Our internship programs with the San Jose State University School of Social Work and the University of San Francisco School of Nursing bring us much needed case management relief and support as we train younger social workers and nurses in geriatric care and issues. They also provide incremental hours of case management without a budget commitment for an additional salary with benefits position.
A NEW APPROACH: This coming year we will be implementing 2 new programs focused on keeping seniors out of the hospital and living independently on their own:
• Hospital to Home Transition Management: Currently 18% of Medicare patients admitted to the hospital are readmitted within 30 days of discharge, adding billions to health care costs. The frequency of readmissions for this age group is shown by research to be often related to difficulties in the management of symptoms in an outpatient setting; e.g. management of disease and medications, lack of adequate support systems, inadequate assessment of caregiver or patient ability to carry out discharge instructions.
We will provide hospital discharge assessment and planning, along with one-on-one medical and health education to assist with management of any chronic disease or illness in addition to providing referral and case management to ensure all community resources are available and utilized.
• Senior Fall Prevention Program: A 1998 Tufts University article states that people over the age of 65 who experience a fall and fall related injury are “10 times more likely to enter a nursing home than others of the same age and general health.” Approximately one-third of older adults over the age of 65 reports one or more fall each year. Reported falls increase annually to 40% of persons over 75 and 50% for those 80 or older.

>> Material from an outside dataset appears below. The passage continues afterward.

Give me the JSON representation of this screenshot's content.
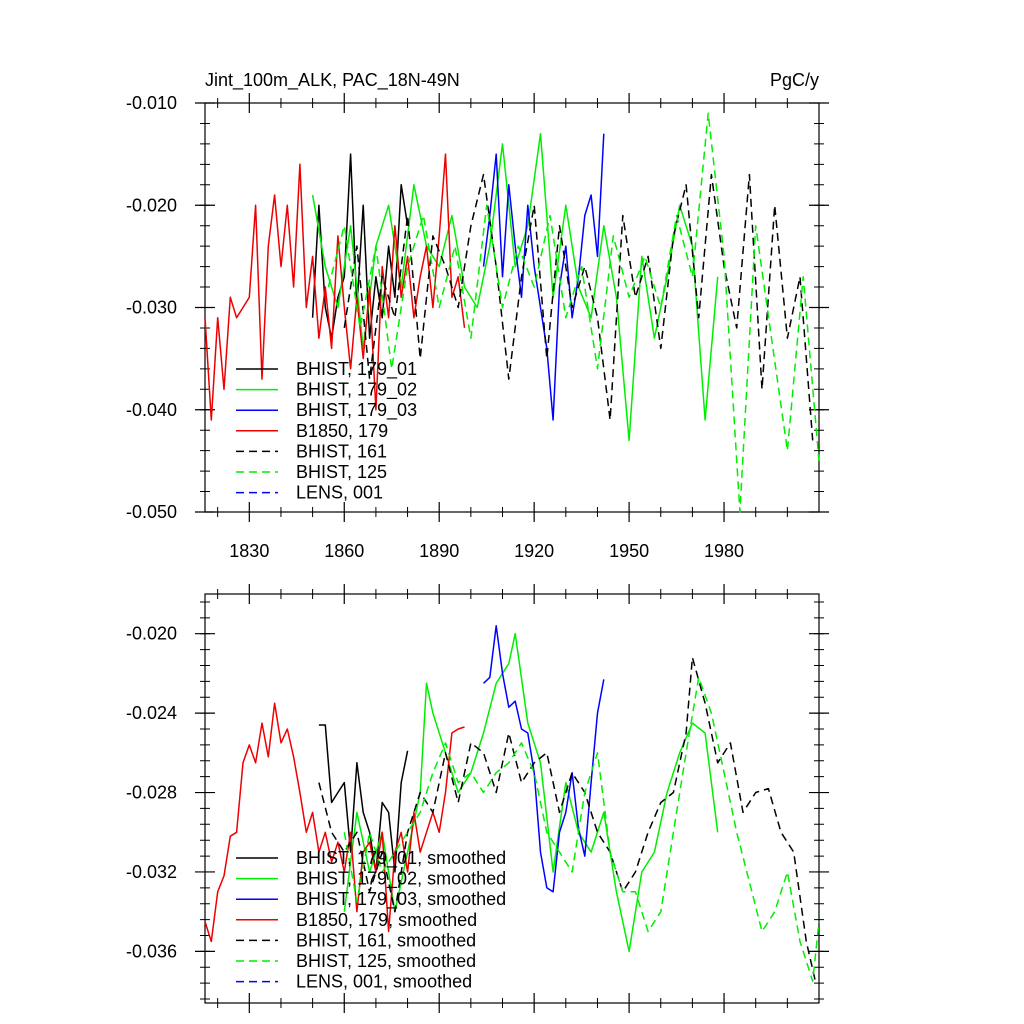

Case managers will assess risk factors and refer clients to their primary care doctor to diagnose and treat any underlying fall risks, such as taking four or more medications, or impaired vision. Other risk factors that cannot be mitigated will be monitored on a more regular basis for any signs of deterioration that would then warrant medical intervention: increased dependence for activities of daily living, dependence in transferring, the use of assistive devices, cognitive impairment, and problems with incontinence
THE NEED: Poverty and homelessness are inextricably linked. With low-income or minimum wage jobs, the working poor face difficult choices every day with their limited resources. Pay for food? Pay for childcare? Pay for education? Pay for housing? Pay for healthcare? Pay for bus fare? Pay to put gas in the car?
It’s housing, which requires the largest proportion of income that takes the hit.
A SOLUTION & NEW APPROACH: Two years after transitioning from a rotating shelter program, which limited the number of people assisted at any one time, to one of providing homeless services, our Alpha Omega Homeless Services program has seen a frightening rise in the number of people who have come to us for help. From an average of 39 homeless people assisted annually in the rotating shelter program, we helped 162 in the first year of full homeless services case management and 241 last year, 50 of whom were under the age of 18.
The majority of homeless that we assist are provided information to locate and secure housing, information and assistance with transportation services, along with food supplies from our Food & Nutrition Center. Others need help with benefits, employment, and health services, which can be quite labor and time intensive.
But, perhaps the greatest challenge we face with homeless services is dispelling the myth of the homeless person as a drug user or just lazy. People can be homeless even with a job. More of homeless individuals and families live in their cars, or motels when they can, or with family and friends (on couches) than actually live on the streets.